A series of bills to dissolve the Knesset (Parliament) were approved by a large majority of lawmakers in the first reading. A final text bringing together these bills must now be studied in committee and be the subject of several readings in plenary session.

On Monday, Prime Minister Naftali Bennett and Foreign Minister Yair Lapid announced their intention to dissolve parliament “after having exhausted all attempts to stabilize” their coalition, a decision that will trigger a fifth ballot in less than four years.

According to local media, it could be held in late October or early November.

MM. Bennett and Lapid had brought together in June 2021 a coalition unique in the history of Israel bringing together parties of the right, the center, the left, and for the first time, an Arab formation, in order to put an end to 12 years without interruption reign of Benjamin Netanyahu, leader of the right-wing Likud party.

Their agreement provided for a rotation between the two men at the head of the government with the replacement of Mr. Bennett by Mr. Lapid in the event of dissolution. If the bill to dissolve the Knesset is passed, Yair Lapid will become Israel’s new prime minister until a new government is formed.

– Alternative – 

Until the dissolution is effective, the opposition can try to gather a majority of 61 deputies by rallying members of the coalition from the right, such as deputies dissatisfied with the Yamina party of Naftali Bennett or the formation of the minister of Justice Gideon Saar.

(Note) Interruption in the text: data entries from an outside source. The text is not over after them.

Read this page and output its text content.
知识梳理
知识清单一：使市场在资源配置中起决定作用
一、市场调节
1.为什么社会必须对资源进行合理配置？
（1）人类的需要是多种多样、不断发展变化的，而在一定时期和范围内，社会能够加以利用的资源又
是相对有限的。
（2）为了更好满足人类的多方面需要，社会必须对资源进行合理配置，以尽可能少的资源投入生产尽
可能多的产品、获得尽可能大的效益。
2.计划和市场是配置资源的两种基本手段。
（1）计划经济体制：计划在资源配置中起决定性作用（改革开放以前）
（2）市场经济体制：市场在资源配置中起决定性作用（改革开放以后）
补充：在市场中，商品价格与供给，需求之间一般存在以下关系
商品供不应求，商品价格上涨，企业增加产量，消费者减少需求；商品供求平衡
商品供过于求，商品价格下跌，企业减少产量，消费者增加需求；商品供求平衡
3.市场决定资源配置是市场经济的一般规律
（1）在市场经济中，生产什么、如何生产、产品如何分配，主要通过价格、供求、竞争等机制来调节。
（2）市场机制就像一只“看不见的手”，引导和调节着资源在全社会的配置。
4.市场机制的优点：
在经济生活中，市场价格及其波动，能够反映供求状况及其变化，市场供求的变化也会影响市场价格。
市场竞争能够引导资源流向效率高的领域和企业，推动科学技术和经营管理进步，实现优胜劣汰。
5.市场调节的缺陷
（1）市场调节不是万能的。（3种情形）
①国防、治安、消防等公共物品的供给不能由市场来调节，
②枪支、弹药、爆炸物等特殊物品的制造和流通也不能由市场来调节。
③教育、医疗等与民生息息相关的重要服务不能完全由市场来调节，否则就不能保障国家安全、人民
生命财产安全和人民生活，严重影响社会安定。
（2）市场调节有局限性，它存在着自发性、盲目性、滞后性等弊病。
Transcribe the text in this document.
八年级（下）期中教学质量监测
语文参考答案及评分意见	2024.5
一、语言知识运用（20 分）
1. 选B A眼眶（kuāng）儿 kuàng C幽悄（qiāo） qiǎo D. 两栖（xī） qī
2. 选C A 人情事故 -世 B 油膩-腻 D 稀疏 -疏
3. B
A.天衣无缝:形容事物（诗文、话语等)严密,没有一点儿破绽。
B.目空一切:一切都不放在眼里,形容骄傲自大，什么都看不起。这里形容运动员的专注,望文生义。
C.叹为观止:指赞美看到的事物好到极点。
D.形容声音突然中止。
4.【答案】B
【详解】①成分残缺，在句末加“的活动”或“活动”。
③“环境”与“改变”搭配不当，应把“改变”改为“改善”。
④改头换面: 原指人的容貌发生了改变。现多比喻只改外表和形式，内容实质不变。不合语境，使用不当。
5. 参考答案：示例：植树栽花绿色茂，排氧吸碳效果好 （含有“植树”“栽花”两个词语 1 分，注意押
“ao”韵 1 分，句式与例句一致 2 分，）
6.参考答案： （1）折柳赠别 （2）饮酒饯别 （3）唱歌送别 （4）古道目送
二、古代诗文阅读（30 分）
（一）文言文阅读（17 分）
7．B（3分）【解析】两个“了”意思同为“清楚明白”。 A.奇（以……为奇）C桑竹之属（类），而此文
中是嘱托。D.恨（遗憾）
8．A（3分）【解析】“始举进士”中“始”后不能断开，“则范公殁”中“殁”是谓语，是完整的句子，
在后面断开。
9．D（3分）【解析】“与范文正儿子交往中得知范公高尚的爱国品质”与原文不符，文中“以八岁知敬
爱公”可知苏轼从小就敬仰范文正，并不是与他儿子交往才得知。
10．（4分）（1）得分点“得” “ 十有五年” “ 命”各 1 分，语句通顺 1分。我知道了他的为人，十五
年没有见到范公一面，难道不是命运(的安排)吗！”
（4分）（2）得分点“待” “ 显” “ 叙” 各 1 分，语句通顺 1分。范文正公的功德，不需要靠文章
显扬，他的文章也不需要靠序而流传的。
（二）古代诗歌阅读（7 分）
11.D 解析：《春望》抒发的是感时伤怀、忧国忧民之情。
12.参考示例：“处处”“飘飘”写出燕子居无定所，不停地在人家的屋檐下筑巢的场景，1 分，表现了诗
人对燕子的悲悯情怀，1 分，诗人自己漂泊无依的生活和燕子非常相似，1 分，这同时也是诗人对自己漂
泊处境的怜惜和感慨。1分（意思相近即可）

With this majority, an alternative coalition could then claim the formation of a new government and avoid the elections.

“There is always an option of an alternative government led by Netanyahu,” Miri Regev, a Likud MK, told Army Radio on Wednesday.

But according to several polls published since Monday, no bloc manages to rally 61 deputies, the threshold for setting up a ministerial team.

The Bennett coalition has suffered several setbacks in recent weeks and to further weaken it, the opposition inflicted a snub on it on June 6 by gathering a majority of votes against a bill aimed at extending the application of Israeli law to the most of 475,000 Israeli settlers living in the occupied West Bank.

This law had to be renewed by June 30 or else settlers in the West Bank – Palestinian territory occupied since 1967 – risked losing their legal protection under Israeli law. In the event of dissolution of the chamber, however, this law is automatically extended.